On November 2, 2017, the U.S. House of Representatives unveiled the Tax Cuts and Jobs Act (H.R. 1) (the “Bill”) as part of proposed tax reform legislation. The Bill is sweeping in scope and provides for significant changes to the U.S. Internal Revenue Code (the “Code”), including in the area of executive compensation and employee benefits.
The Bill makes far-reaching changes in the executive compensation arena, which would curtail employees’ ability to defer taxation of compensation and incentive awards (other than under a tax-qualified retirement plan) and employers’ ability to provide fully tax-deductible compensation to their executives. If enacted in its current form, it will require fundamental rethinking and restructuring of many present-day incentive compensation packages. Some highlights of the Bill are as follows:
- The Bill requires that nonqualified deferred compensation (which under the Bill include stock options and stock appreciation rights which are generally excluded from such definition under current guidance) attributable to services performed after 2017 be subject to income tax when it is no longer subject to a substantial risk of forfeiture (i.e., when it vests, rather than when it is subsequently paid, as is currently permitted under Code Section 409A). For this purpose, only a condition requiring the future performance of substantial services will generally constitute a substantial risk of forfeiture. The Bill “grandfathers” existing nonqualified deferred compensation arrangements until 2025, at which time they will also become subject to the foregoing rules. Note that an amendment to the Bill released by the House Ways and Means Chairman Kevin Brady includes a watering-down of some of these requirements as it provides that certain employees of non-public companies who receive stock options or restricted stock units as compensation for the performance of services may elect to defer recognition of income for up to 5 years.

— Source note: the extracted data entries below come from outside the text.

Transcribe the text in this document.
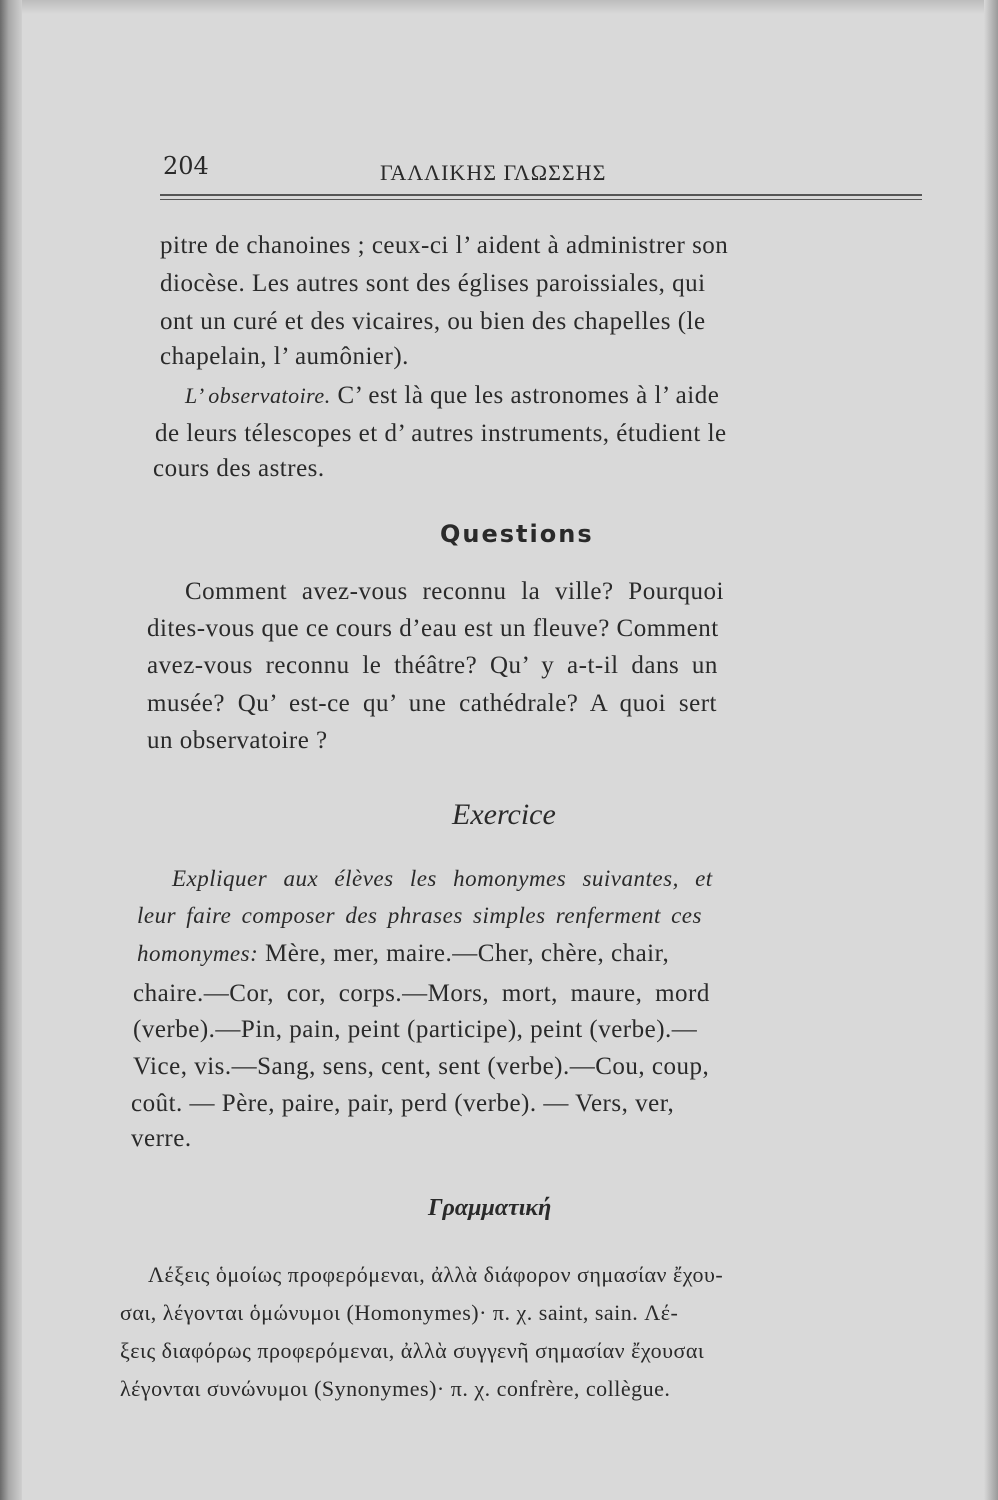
204	ΓΑΛΛΙΚΗΣ ΓΛΩΣΣΗΣ
pitre de chanoines ; ceux-ci l’ aident à administrer son
diocèse. Les autres sont des églises paroissiales, qui
ont un curé et des vicaires, ou bien des chapelles (le
chapelain, l’ aumônier).
L’ observatoire. C’ est là que les astronomes à l’ aide
de leurs télescopes et d’ autres instruments, étudient le
cours des astres.
Questions
Comment avez-vous reconnu la ville? Pourquoi
dites-vous que ce cours d’eau est un fleuve? Comment
avez-vous reconnu le théâtre? Qu’ y a-t-il dans un
musée? Qu’ est-ce qu’ une cathédrale? A quoi sert
un observatoire ?
Exercice
Expliquer aux élèves les homonymes suivantes, et
leur faire composer des phrases simples renferment ces
homonymes: Mère, mer, maire.—Cher, chère, chair,
chaire.—Cor, cor, corps.—Mors, mort, maure, mord
(verbe).—Pin, pain, peint (participe), peint (verbe).—
Vice, vis.—Sang, sens, cent, sent (verbe).—Cou, coup,
coût. — Père, paire, pair, perd (verbe). — Vers, ver,
verre.
Γραμματική
Λέξεις ὁμοίως προφερόμεναι, ἀλλὰ διάφορον σημασίαν ἔχου-
σαι, λέγονται ὁμώνυμοι (Homonymes)· π. χ. saint, sain. Λέ-
ξεις διαφόρως προφερόμεναι, ἀλλὰ συγγενῆ σημασίαν ἔχουσαι
λέγονται συνώνυμοι (Synonymes)· π. χ. confrère, collègue.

- The Bill greatly expands the reach of Code Section 162(m) (which denies a corporate deduction for compensation in excess of $1 million paid to certain top executives of publicly traded companies) by eliminating current exceptions from this rule for performance-based compensation and broadening its application in various other respects.
- The Bill also imposes an excise tax on compensation in excess of $1 million paid by tax-exempt employers to their five highest paid employees, as well as on certain payments contingent on separation from employment paid to such employees.
Though relatively less sweeping, the Bill also makes various changes to the current tax rules governing various employee benefit arrangements (and a number of these changes are beneficial to employees):
- The Bill removes taxpayers’ ability to change the tax characterization (Roth or traditional) of their contributions to individual retirement accounts (IRAs).
- The Bill reduces the age at which in-service distributions are permitted under defined benefit plans (as well as certain state and local government plans) from age 62 to age 59 ½.
- The Bill makes various changes to the rules governing participant hardship distributions under retirement plans, which would likely have the effect of facilitating larger and more frequent hardship distributions.
- The Bill extends the deadline for individuals who leave employment, or whose plan terminates while they are employed, to roll over their outstanding plan loan balances to an IRA in order to avoid adverse tax treatment.
- The Bill grants relief from nondiscrimination testing and certain other qualification requirements for some defined benefit retirement plans.
- The Bill limits the deductibility or exclusion of certain employer-provided fringe benefits.
- The Bill eliminates dependent care assistance programs, although a recent amendment to the Bill would continue the exclusion for up to $5,000 of employer-provided dependent-care assistance through Dec. 31, 2022.
If the Bill were to be passed in current form, the foregoing changes would generally apply to taxpayers beginning in 2018. However, as the Bill progresses through Congress, we expect that these provisions will undergo further revision and evolution. Although it is too early to speculate about the final form of the Bill, it could ultimately require employers to perform a comprehensive review and restructuring of their executive compensation practices and benefit plans.